Pournaras Evangelos, Ballandies Mark Christopher, Bennati Stefano, Chen Chien-Fei
School of Computing, University of Leeds, Leeds LS2 3JT, UK.
Computational Social Science, ETH Zurich, Zurich 8092, Switzerland.
PNAS Nexus. 2024 Jan 22;3(2):pgae029. doi: 10.1093/pnasnexus/pgae029. eCollection 2024 Feb.
Collective privacy loss becomes a colossal problem, an emergency for personal freedoms and democracy. But, are we prepared to handle personal data as scarce resource and collectively share data under the doctrine: as little as possible, as much as necessary? We hypothesize a significant privacy recovery if a population of individuals, the data collective, coordinates to share minimum data for running online services with the required quality. Here, we show how to automate and scale-up complex collective arrangements for privacy recovery using decentralized artificial intelligence. For this, we compare for the first time attitudinal, intrinsic, rewarded, and coordinated data sharing in a rigorous living-lab experiment of high realism involving real data disclosures. Using causal inference and cluster analysis, we differentiate criteria predicting privacy and five key data-sharing behaviors. Strikingly, data-sharing coordination proves to be a win-win for all: remarkable privacy recovery for people with evident costs reduction for service providers.

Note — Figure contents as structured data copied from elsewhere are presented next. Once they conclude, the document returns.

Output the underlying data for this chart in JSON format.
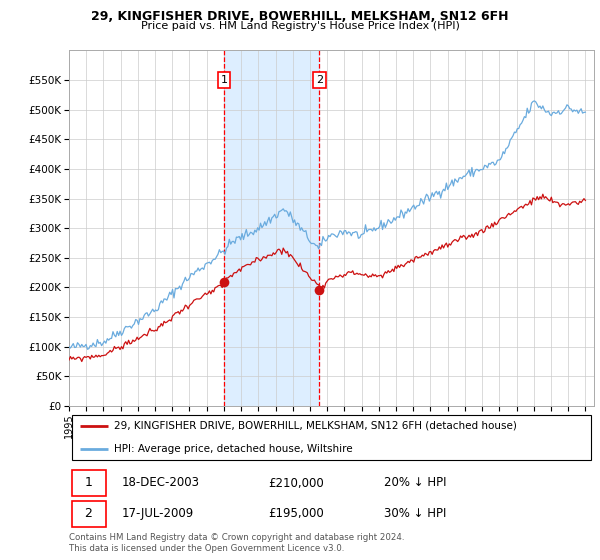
{
  "title1": "29, KINGFISHER DRIVE, BOWERHILL, MELKSHAM, SN12 6FH",
  "title2": "Price paid vs. HM Land Registry's House Price Index (HPI)",
  "ylim": [
    0,
    600000
  ],
  "xlim_start": 1995,
  "xlim_end": 2025.5,
  "legend_line1": "29, KINGFISHER DRIVE, BOWERHILL, MELKSHAM, SN12 6FH (detached house)",
  "legend_line2": "HPI: Average price, detached house, Wiltshire",
  "transaction1_date": "18-DEC-2003",
  "transaction1_price": "£210,000",
  "transaction1_hpi": "20% ↓ HPI",
  "transaction1_x": 2004.0,
  "transaction1_y": 210000,
  "transaction2_date": "17-JUL-2009",
  "transaction2_price": "£195,000",
  "transaction2_hpi": "30% ↓ HPI",
  "transaction2_x": 2009.54,
  "transaction2_y": 195000,
  "footer": "Contains HM Land Registry data © Crown copyright and database right 2024.\nThis data is licensed under the Open Government Licence v3.0.",
  "hpi_color": "#6aabde",
  "price_color": "#cc1111",
  "shading_color": "#ddeeff",
  "grid_color": "#cccccc",
  "background_color": "#ffffff"
}
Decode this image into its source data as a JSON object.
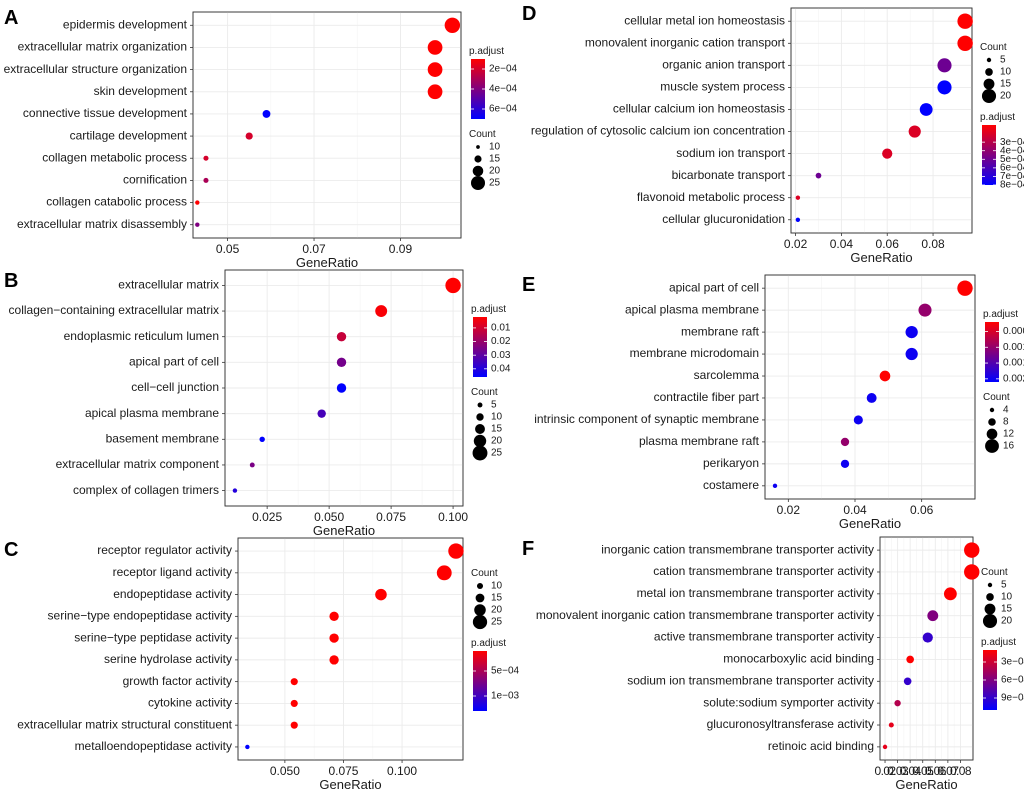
{
  "colors": {
    "high": "#ff0000",
    "low": "#0000ff"
  },
  "chart_data": [
    {
      "type": "scatter",
      "panel": "A",
      "categories": [
        "epidermis development",
        "extracellular matrix organization",
        "extracellular structure organization",
        "skin development",
        "connective tissue development",
        "cartilage development",
        "collagen metabolic process",
        "cornification",
        "collagen catabolic process",
        "extracellular matrix disassembly"
      ],
      "x": [
        0.102,
        0.098,
        0.098,
        0.098,
        0.059,
        0.055,
        0.045,
        0.045,
        0.043,
        0.043
      ],
      "padj": [
        0.0001,
        0.0001,
        0.0001,
        0.0001,
        0.0007,
        0.0002,
        0.0002,
        0.0003,
        0.0001,
        0.0004
      ],
      "count": [
        27,
        26,
        26,
        26,
        16,
        15,
        12,
        12,
        11,
        11
      ],
      "xlabel": "GeneRatio",
      "xlim": [
        0.042,
        0.104
      ],
      "xticks": [
        0.05,
        0.07,
        0.09
      ],
      "xtick_labels": [
        "0.05",
        "0.07",
        "0.09"
      ],
      "legend_order": [
        "color",
        "size"
      ],
      "color_legend": {
        "title": "p.adjust",
        "min": 0.0001,
        "max": 0.0007,
        "labels": [
          "2e−04",
          "4e−04",
          "6e−04"
        ],
        "values": [
          0.0002,
          0.0004,
          0.0006
        ]
      },
      "size_legend": {
        "title": "Count",
        "labels": [
          "10",
          "15",
          "20",
          "25"
        ],
        "values": [
          10,
          15,
          20,
          25
        ],
        "min": 11,
        "max": 27
      }
    },
    {
      "type": "scatter",
      "panel": "B",
      "categories": [
        "extracellular matrix",
        "collagen−containing extracellular matrix",
        "endoplasmic reticulum lumen",
        "apical part of cell",
        "cell−cell junction",
        "apical plasma membrane",
        "basement membrane",
        "extracellular matrix component",
        "complex of collagen trimers"
      ],
      "x": [
        0.1,
        0.071,
        0.055,
        0.055,
        0.055,
        0.047,
        0.023,
        0.019,
        0.012
      ],
      "padj": [
        0.002,
        0.003,
        0.012,
        0.026,
        0.046,
        0.034,
        0.046,
        0.025,
        0.04
      ],
      "count": [
        26,
        19,
        14,
        14,
        14,
        12,
        6,
        5,
        4
      ],
      "xlabel": "GeneRatio",
      "xlim": [
        0.008,
        0.104
      ],
      "xticks": [
        0.025,
        0.05,
        0.075,
        0.1
      ],
      "xtick_labels": [
        "0.025",
        "0.050",
        "0.075",
        "0.100"
      ],
      "legend_order": [
        "color",
        "size"
      ],
      "color_legend": {
        "title": "p.adjust",
        "min": 0.002,
        "max": 0.046,
        "labels": [
          "0.01",
          "0.02",
          "0.03",
          "0.04"
        ],
        "values": [
          0.01,
          0.02,
          0.03,
          0.04
        ]
      },
      "size_legend": {
        "title": "Count",
        "labels": [
          "5",
          "10",
          "15",
          "20",
          "25"
        ],
        "values": [
          5,
          10,
          15,
          20,
          25
        ],
        "min": 4,
        "max": 26
      }
    },
    {
      "type": "scatter",
      "panel": "C",
      "categories": [
        "receptor regulator activity",
        "receptor ligand activity",
        "endopeptidase activity",
        "serine−type endopeptidase activity",
        "serine−type peptidase activity",
        "serine hydrolase activity",
        "growth factor activity",
        "cytokine activity",
        "extracellular matrix structural constituent",
        "metalloendopeptidase activity"
      ],
      "x": [
        0.123,
        0.118,
        0.091,
        0.071,
        0.071,
        0.071,
        0.054,
        0.054,
        0.054,
        0.034
      ],
      "padj": [
        0.0001,
        0.0001,
        0.0001,
        0.0001,
        0.0001,
        0.0001,
        0.0001,
        0.0001,
        0.0001,
        0.0013
      ],
      "count": [
        27,
        26,
        20,
        16,
        16,
        16,
        12,
        12,
        12,
        7
      ],
      "xlabel": "GeneRatio",
      "xlim": [
        0.03,
        0.126
      ],
      "xticks": [
        0.05,
        0.075,
        0.1
      ],
      "xtick_labels": [
        "0.050",
        "0.075",
        "0.100"
      ],
      "legend_order": [
        "size",
        "color"
      ],
      "color_legend": {
        "title": "p.adjust",
        "min": 0.0001,
        "max": 0.0013,
        "labels": [
          "5e−04",
          "1e−03"
        ],
        "values": [
          0.0005,
          0.001
        ]
      },
      "size_legend": {
        "title": "Count",
        "labels": [
          "10",
          "15",
          "20",
          "25"
        ],
        "values": [
          10,
          15,
          20,
          25
        ],
        "min": 7,
        "max": 27
      }
    },
    {
      "type": "scatter",
      "panel": "D",
      "categories": [
        "cellular metal ion homeostasis",
        "monovalent inorganic cation transport",
        "organic anion transport",
        "muscle system process",
        "cellular calcium ion homeostasis",
        "regulation of cytosolic calcium ion concentration",
        "sodium ion transport",
        "bicarbonate transport",
        "flavonoid metabolic process",
        "cellular glucuronidation"
      ],
      "x": [
        0.094,
        0.094,
        0.085,
        0.085,
        0.077,
        0.072,
        0.06,
        0.03,
        0.021,
        0.021
      ],
      "padj": [
        0.0001,
        0.0001,
        0.0005,
        0.0008,
        0.0008,
        0.0002,
        0.0002,
        0.0005,
        0.0002,
        0.0008
      ],
      "count": [
        22,
        22,
        20,
        20,
        18,
        17,
        14,
        7,
        5,
        5
      ],
      "xlabel": "GeneRatio",
      "xlim": [
        0.018,
        0.097
      ],
      "xticks": [
        0.02,
        0.04,
        0.06,
        0.08
      ],
      "xtick_labels": [
        "0.02",
        "0.04",
        "0.06",
        "0.08"
      ],
      "legend_order": [
        "size",
        "color"
      ],
      "color_legend": {
        "title": "p.adjust",
        "min": 0.0001,
        "max": 0.0008,
        "labels": [
          "3e−04",
          "4e−04",
          "5e−04",
          "6e−04",
          "7e−04",
          "8e−04"
        ],
        "values": [
          0.0003,
          0.0004,
          0.0005,
          0.0006,
          0.0007,
          0.0008
        ]
      },
      "size_legend": {
        "title": "Count",
        "labels": [
          "5",
          "10",
          "15",
          "20"
        ],
        "values": [
          5,
          10,
          15,
          20
        ],
        "min": 5,
        "max": 22
      }
    },
    {
      "type": "scatter",
      "panel": "E",
      "categories": [
        "apical part of cell",
        "apical plasma membrane",
        "membrane raft",
        "membrane microdomain",
        "sarcolemma",
        "contractile fiber part",
        "intrinsic component of synaptic membrane",
        "plasma membrane raft",
        "perikaryon",
        "costamere"
      ],
      "x": [
        0.073,
        0.061,
        0.057,
        0.057,
        0.049,
        0.045,
        0.041,
        0.037,
        0.037,
        0.016
      ],
      "padj": [
        0.0002,
        0.001,
        0.002,
        0.002,
        0.0002,
        0.002,
        0.002,
        0.001,
        0.002,
        0.002
      ],
      "count": [
        18,
        15,
        14,
        14,
        12,
        11,
        10,
        9,
        9,
        4
      ],
      "xlabel": "GeneRatio",
      "xlim": [
        0.013,
        0.076
      ],
      "xticks": [
        0.02,
        0.04,
        0.06
      ],
      "xtick_labels": [
        "0.02",
        "0.04",
        "0.06"
      ],
      "legend_order": [
        "color",
        "size"
      ],
      "color_legend": {
        "title": "p.adjust",
        "min": 0.0002,
        "max": 0.0021,
        "labels": [
          "0.0005",
          "0.0010",
          "0.0015",
          "0.0020"
        ],
        "values": [
          0.0005,
          0.001,
          0.0015,
          0.002
        ]
      },
      "size_legend": {
        "title": "Count",
        "labels": [
          "4",
          "8",
          "12",
          "16"
        ],
        "values": [
          4,
          8,
          12,
          16
        ],
        "min": 4,
        "max": 18
      }
    },
    {
      "type": "scatter",
      "panel": "F",
      "categories": [
        "inorganic cation transmembrane transporter activity",
        "cation transmembrane transporter activity",
        "metal ion transmembrane transporter activity",
        "monovalent inorganic cation transmembrane transporter activity",
        "active transmembrane transporter activity",
        "monocarboxylic acid binding",
        "sodium ion transmembrane transporter activity",
        "solute:sodium symporter activity",
        "glucuronosyltransferase activity",
        "retinoic acid binding"
      ],
      "x": [
        0.089,
        0.089,
        0.072,
        0.058,
        0.054,
        0.04,
        0.038,
        0.03,
        0.025,
        0.02
      ],
      "padj": [
        0.0001,
        0.0001,
        0.0001,
        0.0006,
        0.0009,
        0.0001,
        0.0009,
        0.0004,
        0.0002,
        0.0002
      ],
      "count": [
        22,
        22,
        18,
        15,
        14,
        10,
        10,
        8,
        6,
        5
      ],
      "xlabel": "GeneRatio",
      "xlim": [
        0.016,
        0.09
      ],
      "xticks": [
        0.02,
        0.03,
        0.04,
        0.05,
        0.06,
        0.07,
        0.08
      ],
      "xtick_labels": [
        "0.02",
        "0.03",
        "0.04",
        "0.05",
        "0.06",
        "0.07",
        "0.08"
      ],
      "legend_order": [
        "size",
        "color"
      ],
      "color_legend": {
        "title": "p.adjust",
        "min": 0.0001,
        "max": 0.0011,
        "labels": [
          "3e−04",
          "6e−04",
          "9e−04"
        ],
        "values": [
          0.0003,
          0.0006,
          0.0009
        ]
      },
      "size_legend": {
        "title": "Count",
        "labels": [
          "5",
          "10",
          "15",
          "20"
        ],
        "values": [
          5,
          10,
          15,
          20
        ],
        "min": 5,
        "max": 22
      }
    }
  ]
}
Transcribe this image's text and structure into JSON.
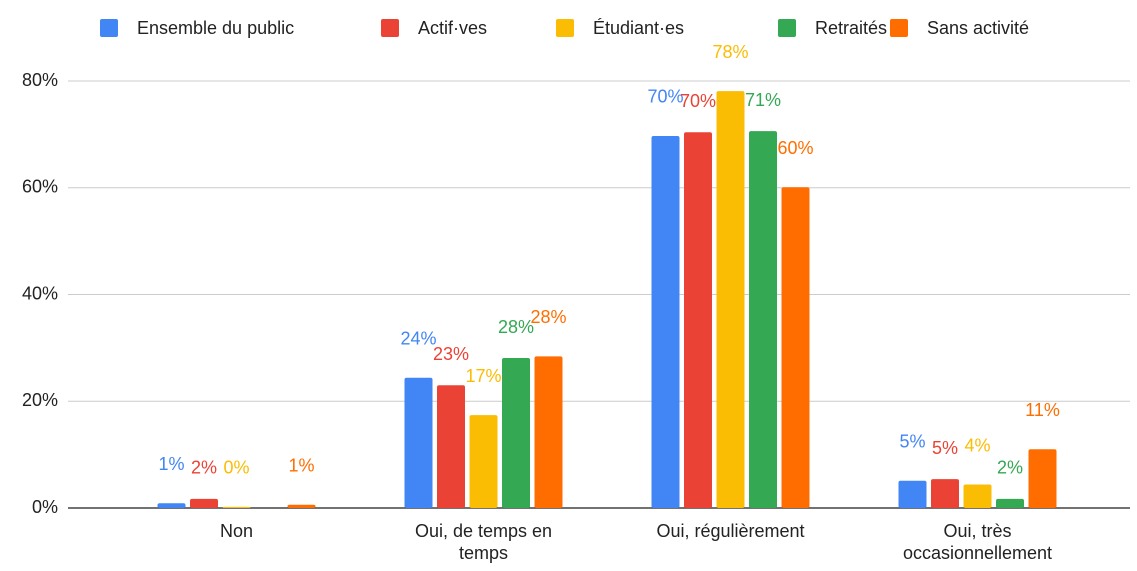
{
  "chart_data": {
    "type": "bar",
    "categories": [
      "Non",
      "Oui, de temps en temps",
      "Oui, régulièrement",
      "Oui, très occasionnellement"
    ],
    "series": [
      {
        "name": "Ensemble du public",
        "color": "#4285f4",
        "values": [
          0.9,
          24.4,
          69.7,
          5.1
        ],
        "value_labels": [
          "1%",
          "24%",
          "70%",
          "5%"
        ]
      },
      {
        "name": "Actif·ves",
        "color": "#ea4335",
        "values": [
          1.7,
          23,
          70.4,
          5.4
        ],
        "value_labels": [
          "2%",
          "23%",
          "70%",
          "5%"
        ]
      },
      {
        "name": "Étudiant·es",
        "color": "#fbbc04",
        "values": [
          0.2,
          17.4,
          78.1,
          4.4
        ],
        "value_labels": [
          "0%",
          "17%",
          "78%",
          "4%"
        ]
      },
      {
        "name": "Retraités",
        "color": "#34a853",
        "values": [
          null,
          28.1,
          70.6,
          1.7
        ],
        "value_labels": [
          null,
          "28%",
          "71%",
          "2%"
        ]
      },
      {
        "name": "Sans activité",
        "color": "#ff6d01",
        "values": [
          0.6,
          28.4,
          60.1,
          11
        ],
        "value_labels": [
          "1%",
          "28%",
          "60%",
          "11%"
        ]
      }
    ],
    "ylim": [
      0,
      80
    ],
    "yticks": [
      {
        "value": 0,
        "label": "0%"
      },
      {
        "value": 20,
        "label": "20%"
      },
      {
        "value": 40,
        "label": "40%"
      },
      {
        "value": 60,
        "label": "60%"
      },
      {
        "value": 80,
        "label": "80%"
      }
    ],
    "grid": true,
    "legend": "top"
  }
}
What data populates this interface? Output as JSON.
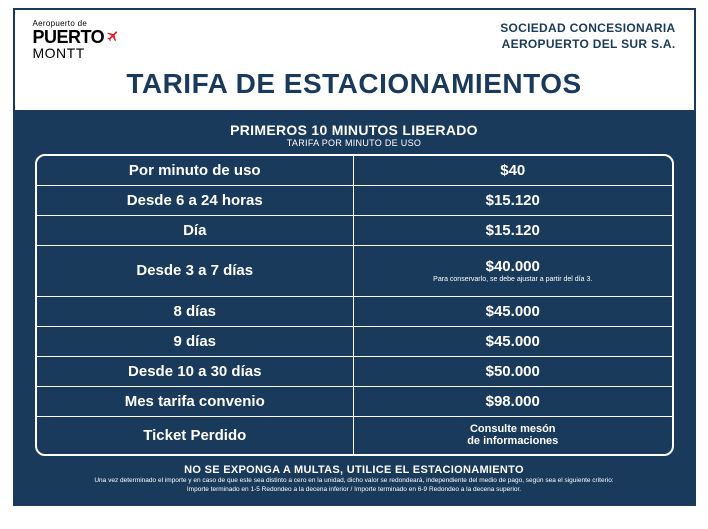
{
  "logo": {
    "top": "Aeropuerto de",
    "mid": "PUERTO",
    "bot": "MONTT"
  },
  "company": {
    "line1": "SOCIEDAD CONCESIONARIA",
    "line2": "AEROPUERTO DEL SUR S.A."
  },
  "title": "TARIFA DE ESTACIONAMIENTOS",
  "subtitle": "PRIMEROS 10 MINUTOS LIBERADO",
  "subsub": "TARIFA POR MINUTO DE USO",
  "rows": [
    {
      "label": "Por minuto de uso",
      "price": "$40",
      "note": ""
    },
    {
      "label": "Desde 6 a 24 horas",
      "price": "$15.120",
      "note": ""
    },
    {
      "label": "Día",
      "price": "$15.120",
      "note": ""
    },
    {
      "label": "Desde 3 a 7 días",
      "price": "$40.000",
      "note": "Para conservarlo, se debe ajustar a partir del día 3."
    },
    {
      "label": "8 días",
      "price": "$45.000",
      "note": ""
    },
    {
      "label": "9 días",
      "price": "$45.000",
      "note": ""
    },
    {
      "label": "Desde 10 a 30 días",
      "price": "$50.000",
      "note": ""
    },
    {
      "label": "Mes tarifa convenio",
      "price": "$98.000",
      "note": ""
    },
    {
      "label": "Ticket Perdido",
      "price": "",
      "note": "Consulte mesón de informaciones"
    }
  ],
  "footer": {
    "title": "NO SE EXPONGA A MULTAS, UTILICE EL ESTACIONAMIENTO",
    "line1": "Una vez determinado el importe y en caso de que este sea distinto a cero en la unidad, dicho valor se redondeará, independiente del medio de pago, según sea el siguiente criterio:",
    "line2": "Importe terminado en 1-5 Redondeo a la decena inferior / Importe terminado en 6-9 Redondeo a la decena superior."
  },
  "colors": {
    "primary": "#1a3a5c",
    "accent": "#d9232a"
  }
}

集体隐私丧失成为一个巨大的问题,对个人自由和民主构成紧急情况。但是,我们是否准备好将个人数据视为稀缺资源,并按照“尽可能少,必要时尽可能多”的原则集体共享数据?我们假设,如果一群个体(即数据集体)协调共享最少的数据以运行具有所需质量的在线服务,那么隐私将得到显著恢复。在此,我们展示了如何使用去中心化人工智能来自动化和扩大隐私恢复的复杂集体安排。为此,我们在一个高度逼真的涉及真实数据披露的生活实验室实验中,首次比较了态度性、内在性、奖励性和协调性数据共享。通过因果推断和聚类分析,我们区分了预测隐私的标准和五种关键的数据共享行为。引人注目的是,数据共享协调对各方来说都是双赢:对个人而言隐私显著恢复,对服务提供商来说成本明显降低。